Fused lasso for high-dimensional regression over groups. This package implements the model described in Dondelinger et al. (2016).
library('devtools')
install_github('FrankD/fuser')See also the included vignette.
library(fuser)
set.seed(123)
# Generate simple heterogeneous dataset
k = 4 # number of groups
p = 100 # number of covariates
n.group = 15 # number of samples per group
sigma = 0.05 # observation noise sd
groups = rep(1:k, each=n.group) # group indicators
# sparse linear coefficients
beta = matrix(0, p, k)
nonzero.ind = rbinom(p*k, 1, 0.025/k) # Independent coefficients
nonzero.shared = rbinom(p, 1, 0.025) # shared coefficients
beta[which(nonzero.ind==1)] = rnorm(sum(nonzero.ind), 1, 0.25)
beta[which(nonzero.shared==1),] = rnorm(sum(nonzero.shared), -1, 0.25)
X = lapply(1:k, function(k.i) matrix(rnorm(n.group*p),n.group, p)) # covariates
y = sapply(1:k, function(k.i) X[[k.i]] %*% beta[,k.i] + rnorm(n.group, 0, sigma)) # response
X = do.call('rbind', X)
# Pairwise Fusion strength hyperparameters (tau(k,k'))

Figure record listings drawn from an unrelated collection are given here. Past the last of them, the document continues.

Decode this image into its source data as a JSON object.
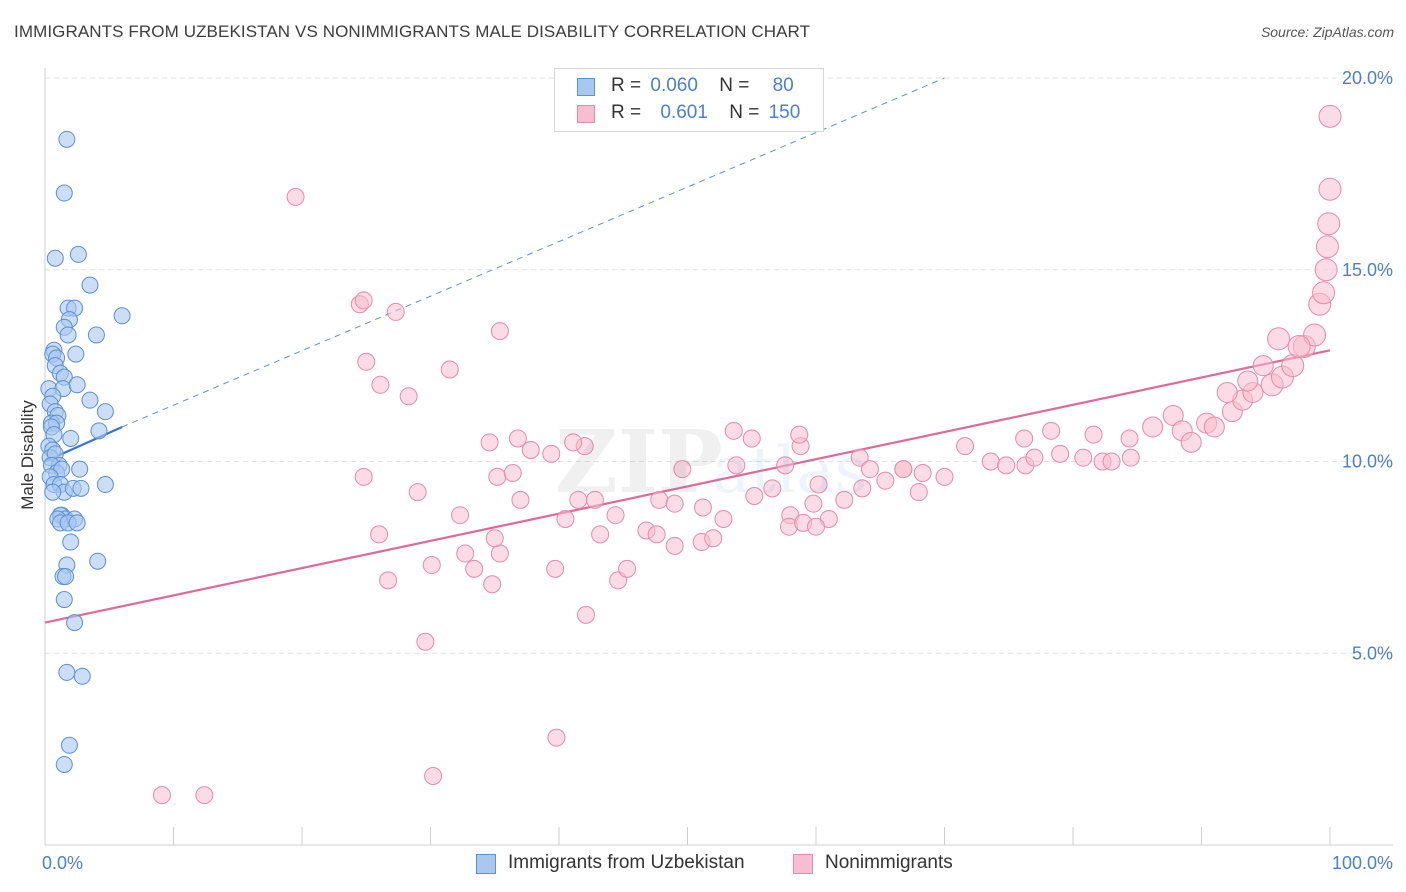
{
  "header": {
    "title": "IMMIGRANTS FROM UZBEKISTAN VS NONIMMIGRANTS MALE DISABILITY CORRELATION CHART",
    "source": "Source: ZipAtlas.com"
  },
  "legend": {
    "rows": [
      {
        "r_label": "R =",
        "r_value": "0.060",
        "n_label": "N =",
        "n_value": "80"
      },
      {
        "r_label": "R =",
        "r_value": "0.601",
        "n_label": "N =",
        "n_value": "150"
      }
    ]
  },
  "colors": {
    "blue_fill": "#a8c8f0",
    "blue_stroke": "#5b8fd6",
    "blue_line": "#3575d3",
    "pink_fill": "#f7bdd0",
    "pink_stroke": "#e98aa8",
    "pink_line": "#e0699a",
    "tick_text": "#4a7fd1",
    "grid": "#e2e2e2"
  },
  "watermark": {
    "main": "ZIP",
    "sub": "atlas"
  },
  "chart_data": {
    "type": "scatter",
    "title": "IMMIGRANTS FROM UZBEKISTAN VS NONIMMIGRANTS MALE DISABILITY CORRELATION CHART",
    "xlabel": "",
    "ylabel": "Male Disability",
    "xlim": [
      0,
      100
    ],
    "ylim": [
      0,
      20
    ],
    "x_tick_labels": [
      "0.0%",
      "100.0%"
    ],
    "y_ticks": [
      5,
      10,
      15,
      20
    ],
    "y_tick_labels": [
      "5.0%",
      "10.0%",
      "15.0%",
      "20.0%"
    ],
    "grid": true,
    "series": [
      {
        "name": "Immigrants from Uzbekistan",
        "r": 0.06,
        "n": 80,
        "trend": {
          "x": [
            0,
            6
          ],
          "y": [
            10.0,
            10.9
          ],
          "dashed_extension": {
            "x": [
              6,
              70
            ],
            "y": [
              10.9,
              20.0
            ]
          }
        },
        "points": [
          [
            1.7,
            18.4
          ],
          [
            1.5,
            17.0
          ],
          [
            2.6,
            15.4
          ],
          [
            0.8,
            15.3
          ],
          [
            3.5,
            14.6
          ],
          [
            1.8,
            14.0
          ],
          [
            2.3,
            14.0
          ],
          [
            1.9,
            13.7
          ],
          [
            1.5,
            13.5
          ],
          [
            1.8,
            13.3
          ],
          [
            4.0,
            13.3
          ],
          [
            6.0,
            13.8
          ],
          [
            0.7,
            12.9
          ],
          [
            0.6,
            12.8
          ],
          [
            0.9,
            12.7
          ],
          [
            2.4,
            12.8
          ],
          [
            0.8,
            12.5
          ],
          [
            1.2,
            12.3
          ],
          [
            1.5,
            12.2
          ],
          [
            0.3,
            11.9
          ],
          [
            1.4,
            11.9
          ],
          [
            2.5,
            12.0
          ],
          [
            0.6,
            11.7
          ],
          [
            0.4,
            11.5
          ],
          [
            3.5,
            11.6
          ],
          [
            0.8,
            11.3
          ],
          [
            1.0,
            11.2
          ],
          [
            4.7,
            11.3
          ],
          [
            0.5,
            11.0
          ],
          [
            0.9,
            11.0
          ],
          [
            0.5,
            10.9
          ],
          [
            0.7,
            10.7
          ],
          [
            4.2,
            10.8
          ],
          [
            2.0,
            10.6
          ],
          [
            0.3,
            10.4
          ],
          [
            0.6,
            10.3
          ],
          [
            0.4,
            10.1
          ],
          [
            0.8,
            10.2
          ],
          [
            1.1,
            9.9
          ],
          [
            0.5,
            9.9
          ],
          [
            0.9,
            9.7
          ],
          [
            1.3,
            9.8
          ],
          [
            2.7,
            9.8
          ],
          [
            0.4,
            9.6
          ],
          [
            0.7,
            9.4
          ],
          [
            1.2,
            9.4
          ],
          [
            1.5,
            9.2
          ],
          [
            2.2,
            9.3
          ],
          [
            2.8,
            9.3
          ],
          [
            4.7,
            9.4
          ],
          [
            0.6,
            9.2
          ],
          [
            1.3,
            8.6
          ],
          [
            1.2,
            8.6
          ],
          [
            1.6,
            8.5
          ],
          [
            2.3,
            8.5
          ],
          [
            1.0,
            8.5
          ],
          [
            1.2,
            8.4
          ],
          [
            1.8,
            8.4
          ],
          [
            2.5,
            8.4
          ],
          [
            2.0,
            7.9
          ],
          [
            4.1,
            7.4
          ],
          [
            1.7,
            7.3
          ],
          [
            1.4,
            7.0
          ],
          [
            1.6,
            7.0
          ],
          [
            1.5,
            6.4
          ],
          [
            2.3,
            5.8
          ],
          [
            1.7,
            4.5
          ],
          [
            2.9,
            4.4
          ],
          [
            1.9,
            2.6
          ],
          [
            1.5,
            2.1
          ]
        ]
      },
      {
        "name": "Nonimmigrants",
        "r": 0.601,
        "n": 150,
        "trend": {
          "x": [
            0,
            100
          ],
          "y": [
            5.8,
            12.9
          ]
        },
        "points": [
          [
            19.5,
            16.9
          ],
          [
            24.5,
            14.1
          ],
          [
            24.8,
            14.2
          ],
          [
            27.3,
            13.9
          ],
          [
            35.4,
            13.4
          ],
          [
            25.0,
            12.6
          ],
          [
            26.1,
            12.0
          ],
          [
            31.5,
            12.4
          ],
          [
            28.3,
            11.7
          ],
          [
            36.8,
            10.6
          ],
          [
            34.6,
            10.5
          ],
          [
            42.0,
            10.4
          ],
          [
            41.1,
            10.5
          ],
          [
            53.6,
            10.8
          ],
          [
            55.0,
            10.6
          ],
          [
            58.8,
            10.4
          ],
          [
            58.7,
            10.7
          ],
          [
            71.6,
            10.4
          ],
          [
            73.6,
            10.0
          ],
          [
            37.8,
            10.3
          ],
          [
            39.4,
            10.2
          ],
          [
            24.8,
            9.6
          ],
          [
            29.0,
            9.2
          ],
          [
            35.2,
            9.6
          ],
          [
            36.4,
            9.7
          ],
          [
            41.5,
            9.0
          ],
          [
            42.8,
            9.0
          ],
          [
            49.6,
            9.8
          ],
          [
            53.8,
            9.9
          ],
          [
            57.6,
            9.9
          ],
          [
            60.2,
            9.4
          ],
          [
            63.4,
            10.1
          ],
          [
            64.2,
            9.8
          ],
          [
            66.8,
            9.8
          ],
          [
            68.3,
            9.7
          ],
          [
            70.0,
            9.6
          ],
          [
            74.8,
            9.9
          ],
          [
            76.3,
            9.9
          ],
          [
            77.0,
            10.1
          ],
          [
            79.0,
            10.2
          ],
          [
            80.8,
            10.1
          ],
          [
            82.3,
            10.0
          ],
          [
            83.0,
            10.0
          ],
          [
            84.5,
            10.1
          ],
          [
            32.3,
            8.6
          ],
          [
            37.0,
            9.0
          ],
          [
            40.5,
            8.5
          ],
          [
            43.2,
            8.1
          ],
          [
            44.4,
            8.6
          ],
          [
            47.8,
            9.0
          ],
          [
            49.0,
            8.9
          ],
          [
            51.2,
            8.8
          ],
          [
            52.8,
            8.5
          ],
          [
            55.2,
            9.1
          ],
          [
            56.6,
            9.3
          ],
          [
            58.0,
            8.6
          ],
          [
            59.8,
            8.9
          ],
          [
            61.0,
            8.5
          ],
          [
            62.2,
            9.0
          ],
          [
            63.6,
            9.3
          ],
          [
            65.4,
            9.5
          ],
          [
            66.8,
            9.8
          ],
          [
            68.0,
            9.2
          ],
          [
            26.0,
            8.1
          ],
          [
            30.1,
            7.3
          ],
          [
            32.7,
            7.6
          ],
          [
            33.4,
            7.2
          ],
          [
            35.4,
            7.6
          ],
          [
            35.0,
            8.0
          ],
          [
            39.7,
            7.2
          ],
          [
            46.8,
            8.2
          ],
          [
            47.6,
            8.1
          ],
          [
            49.0,
            7.8
          ],
          [
            51.1,
            7.9
          ],
          [
            52.0,
            8.0
          ],
          [
            57.9,
            8.3
          ],
          [
            59.0,
            8.4
          ],
          [
            60.0,
            8.3
          ],
          [
            26.7,
            6.9
          ],
          [
            34.8,
            6.8
          ],
          [
            44.6,
            6.9
          ],
          [
            45.3,
            7.2
          ],
          [
            42.1,
            6.0
          ],
          [
            29.6,
            5.3
          ],
          [
            39.8,
            2.8
          ],
          [
            30.2,
            1.8
          ],
          [
            9.1,
            1.3
          ],
          [
            12.4,
            1.3
          ],
          [
            76.2,
            10.6
          ],
          [
            78.3,
            10.8
          ],
          [
            81.6,
            10.7
          ],
          [
            84.4,
            10.6
          ],
          [
            86.2,
            10.9
          ],
          [
            87.8,
            11.2
          ],
          [
            88.5,
            10.8
          ],
          [
            89.2,
            10.5
          ],
          [
            90.4,
            11.0
          ],
          [
            91.0,
            10.9
          ],
          [
            92.4,
            11.3
          ],
          [
            93.2,
            11.6
          ],
          [
            94.0,
            11.8
          ],
          [
            95.5,
            12.0
          ],
          [
            96.3,
            12.2
          ],
          [
            97.1,
            12.5
          ],
          [
            98.0,
            13.0
          ],
          [
            98.8,
            13.3
          ],
          [
            99.2,
            14.1
          ],
          [
            99.5,
            14.4
          ],
          [
            99.7,
            15.0
          ],
          [
            99.8,
            15.6
          ],
          [
            99.9,
            16.2
          ],
          [
            100.0,
            17.1
          ],
          [
            100.0,
            19.0
          ],
          [
            94.8,
            12.5
          ],
          [
            96.0,
            13.2
          ],
          [
            97.6,
            13.0
          ],
          [
            93.6,
            12.1
          ],
          [
            92.0,
            11.8
          ]
        ]
      }
    ]
  },
  "bottom_legend": {
    "items": [
      {
        "label": "Immigrants from Uzbekistan"
      },
      {
        "label": "Nonimmigrants"
      }
    ]
  }
}
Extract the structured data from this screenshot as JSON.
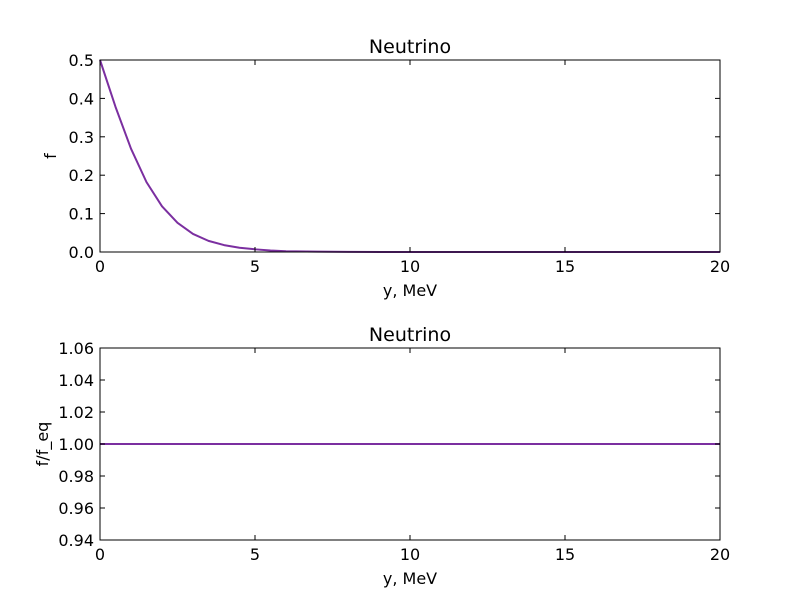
{
  "chart_data": [
    {
      "type": "line",
      "title": "Neutrino",
      "xlabel": "y, MeV",
      "ylabel": "f",
      "xlim": [
        0,
        20
      ],
      "ylim": [
        0,
        0.5
      ],
      "xticks": [
        0,
        5,
        10,
        15,
        20
      ],
      "xtick_labels": [
        "0",
        "5",
        "10",
        "15",
        "20"
      ],
      "yticks": [
        0,
        0.1,
        0.2,
        0.3,
        0.4,
        0.5
      ],
      "ytick_labels": [
        "0.0",
        "0.1",
        "0.2",
        "0.3",
        "0.4",
        "0.5"
      ],
      "grid": false,
      "series": [
        {
          "color": "#7b2fa0",
          "x": [
            0,
            0.5,
            1,
            1.5,
            2,
            2.5,
            3,
            3.5,
            4,
            4.5,
            5,
            5.5,
            6,
            7,
            8,
            10,
            12,
            14,
            16,
            18,
            20
          ],
          "y": [
            0.5,
            0.378,
            0.269,
            0.182,
            0.119,
            0.076,
            0.047,
            0.029,
            0.018,
            0.011,
            0.007,
            0.004,
            0.002,
            0.001,
            0.0003,
            0.0,
            0.0,
            0.0,
            0.0,
            0.0,
            0.0
          ]
        }
      ]
    },
    {
      "type": "line",
      "title": "Neutrino",
      "xlabel": "y, MeV",
      "ylabel": "f/f_eq",
      "xlim": [
        0,
        20
      ],
      "ylim": [
        0.94,
        1.06
      ],
      "xticks": [
        0,
        5,
        10,
        15,
        20
      ],
      "xtick_labels": [
        "0",
        "5",
        "10",
        "15",
        "20"
      ],
      "yticks": [
        0.94,
        0.96,
        0.98,
        1.0,
        1.02,
        1.04,
        1.06
      ],
      "ytick_labels": [
        "0.94",
        "0.96",
        "0.98",
        "1.00",
        "1.02",
        "1.04",
        "1.06"
      ],
      "grid": false,
      "series": [
        {
          "color": "#7b2fa0",
          "x": [
            0,
            5,
            10,
            15,
            20
          ],
          "y": [
            1.0,
            1.0,
            1.0,
            1.0,
            1.0
          ]
        }
      ]
    }
  ]
}
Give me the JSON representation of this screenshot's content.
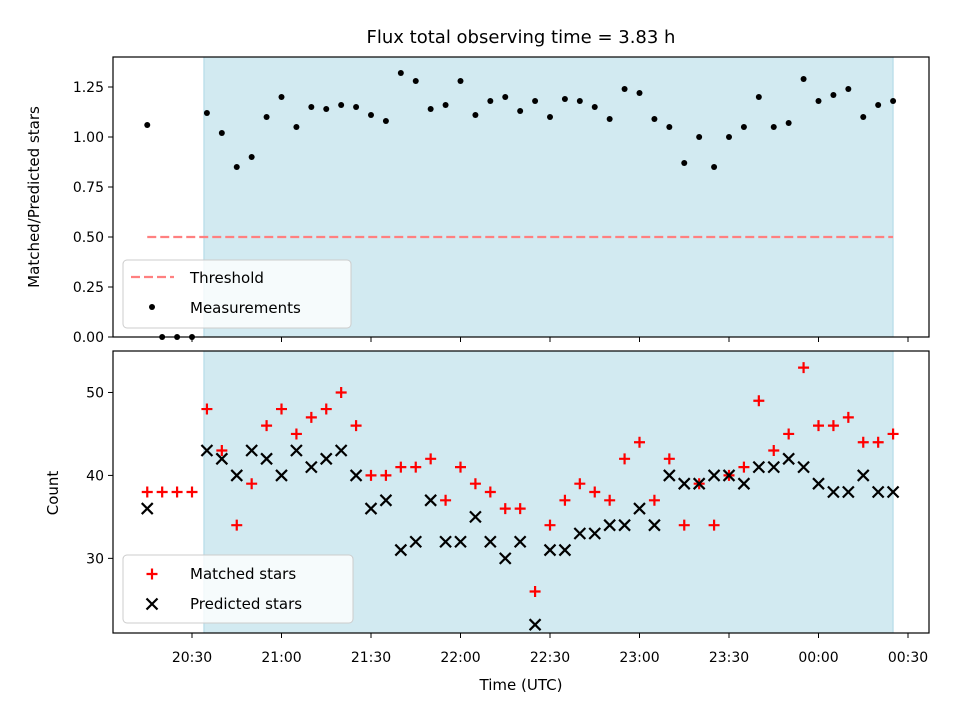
{
  "title": "Flux total observing time = 3.83 h",
  "colors": {
    "shade": "#add8e6",
    "threshold": "#ff8080",
    "measurement": "#000000",
    "matched": "#ff0000",
    "predicted": "#000000"
  },
  "chart_data": [
    {
      "type": "scatter",
      "panel": "top",
      "ylabel": "Matched/Predicted stars",
      "ylim": [
        0.0,
        1.4
      ],
      "yticks": [
        0.0,
        0.25,
        0.5,
        0.75,
        1.0,
        1.25
      ],
      "ytick_labels": [
        "0.00",
        "0.25",
        "0.50",
        "0.75",
        "1.00",
        "1.25"
      ],
      "shaded_span": {
        "start": "20:34",
        "end": "00:25"
      },
      "threshold": {
        "value": 0.5,
        "x_start": "20:15",
        "x_end": "00:25"
      },
      "legend": {
        "position": "bottom-left",
        "entries": [
          "Threshold",
          "Measurements"
        ]
      },
      "x": [
        "20:15",
        "20:20",
        "20:25",
        "20:30",
        "20:35",
        "20:40",
        "20:45",
        "20:50",
        "20:55",
        "21:00",
        "21:05",
        "21:10",
        "21:15",
        "21:20",
        "21:25",
        "21:30",
        "21:35",
        "21:40",
        "21:45",
        "21:50",
        "21:55",
        "22:00",
        "22:05",
        "22:10",
        "22:15",
        "22:20",
        "22:25",
        "22:30",
        "22:35",
        "22:40",
        "22:45",
        "22:50",
        "22:55",
        "23:00",
        "23:05",
        "23:10",
        "23:15",
        "23:20",
        "23:25",
        "23:30",
        "23:35",
        "23:40",
        "23:45",
        "23:50",
        "23:55",
        "00:00",
        "00:05",
        "00:10",
        "00:15",
        "00:20",
        "00:25"
      ],
      "series": [
        {
          "name": "Measurements",
          "values": [
            1.06,
            0.0,
            0.0,
            0.0,
            1.12,
            1.02,
            0.85,
            0.9,
            1.1,
            1.2,
            1.05,
            1.15,
            1.14,
            1.16,
            1.15,
            1.11,
            1.08,
            1.32,
            1.28,
            1.14,
            1.16,
            1.28,
            1.11,
            1.18,
            1.2,
            1.13,
            1.18,
            1.1,
            1.19,
            1.18,
            1.15,
            1.09,
            1.24,
            1.22,
            1.09,
            1.05,
            0.87,
            1.0,
            0.85,
            1.0,
            1.05,
            1.2,
            1.05,
            1.07,
            1.29,
            1.18,
            1.21,
            1.24,
            1.1,
            1.16,
            1.18
          ]
        }
      ]
    },
    {
      "type": "scatter",
      "panel": "bottom",
      "ylabel": "Count",
      "xlabel": "Time (UTC)",
      "ylim": [
        21,
        55
      ],
      "yticks": [
        30,
        40,
        50
      ],
      "xticks": [
        "20:30",
        "21:00",
        "21:30",
        "22:00",
        "22:30",
        "23:00",
        "23:30",
        "00:00",
        "00:30"
      ],
      "shaded_span": {
        "start": "20:34",
        "end": "00:25"
      },
      "legend": {
        "position": "bottom-left",
        "entries": [
          "Matched stars",
          "Predicted stars"
        ]
      },
      "x": [
        "20:15",
        "20:20",
        "20:25",
        "20:30",
        "20:35",
        "20:40",
        "20:45",
        "20:50",
        "20:55",
        "21:00",
        "21:05",
        "21:10",
        "21:15",
        "21:20",
        "21:25",
        "21:30",
        "21:35",
        "21:40",
        "21:45",
        "21:50",
        "21:55",
        "22:00",
        "22:05",
        "22:10",
        "22:15",
        "22:20",
        "22:25",
        "22:30",
        "22:35",
        "22:40",
        "22:45",
        "22:50",
        "22:55",
        "23:00",
        "23:05",
        "23:10",
        "23:15",
        "23:20",
        "23:25",
        "23:30",
        "23:35",
        "23:40",
        "23:45",
        "23:50",
        "23:55",
        "00:00",
        "00:05",
        "00:10",
        "00:15",
        "00:20",
        "00:25"
      ],
      "series": [
        {
          "name": "Matched stars",
          "values": [
            38,
            38,
            38,
            38,
            48,
            43,
            34,
            39,
            46,
            48,
            45,
            47,
            48,
            50,
            46,
            40,
            40,
            41,
            41,
            42,
            37,
            41,
            39,
            38,
            36,
            36,
            26,
            34,
            37,
            39,
            38,
            37,
            42,
            44,
            37,
            42,
            34,
            39,
            34,
            40,
            41,
            49,
            43,
            45,
            53,
            46,
            46,
            47,
            44,
            44,
            45
          ]
        },
        {
          "name": "Predicted stars",
          "values": [
            36,
            null,
            null,
            null,
            43,
            42,
            40,
            43,
            42,
            40,
            43,
            41,
            42,
            43,
            40,
            36,
            37,
            31,
            32,
            37,
            32,
            32,
            35,
            32,
            30,
            32,
            22,
            31,
            31,
            33,
            33,
            34,
            34,
            36,
            34,
            40,
            39,
            39,
            40,
            40,
            39,
            41,
            41,
            42,
            41,
            39,
            38,
            38,
            40,
            38,
            38
          ]
        }
      ]
    }
  ]
}
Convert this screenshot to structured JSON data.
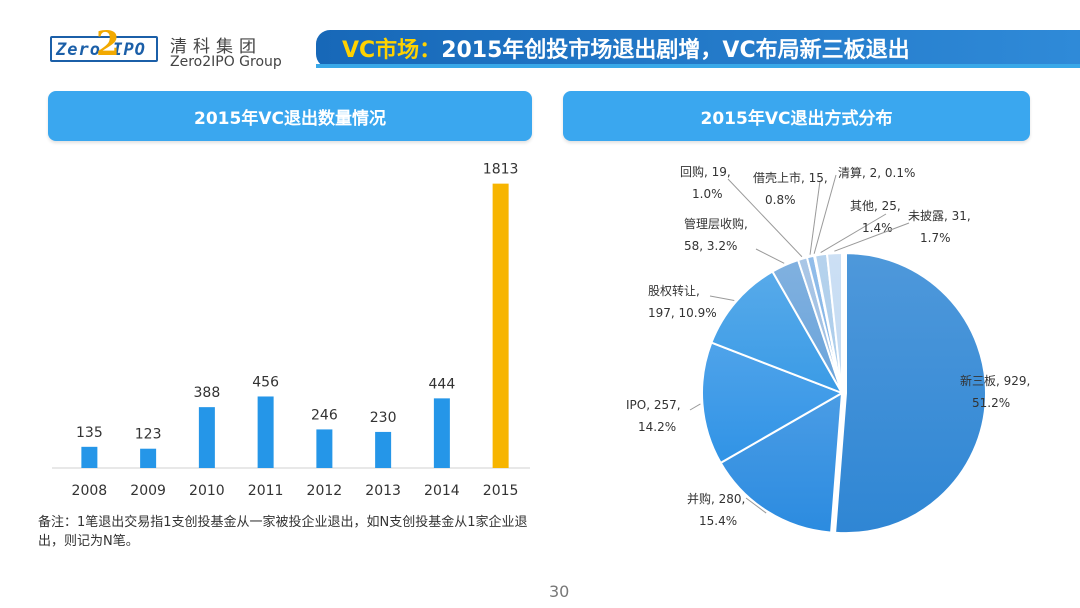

# Same for all pairs in this example
G = matrix(1, k, k)
# Use L1 fusion to estimate betas (with near-optimal sparsity and
# information sharing among groups)
beta.estimate = fusedLassoProximal(X, y, groups, lambda=0.001, tol=9e-5,
gamma=0.001, G, intercept=FALSE,
num.it=2000)
# Generate block diagonal matrices for L2 fusion approach
transformed.data = generateBlockDiagonalMatrices(X, y, groups, G)
# Use L2 fusion to estimate betas (with near-optimal information sharing among groups)
beta.estimate = fusedL2DescentGLMNet(transformed.data$X, transformed.data$X.fused,
transformed.data$Y, groups, lambda=c(0,0.001,0.1,1),
gamma=0.001)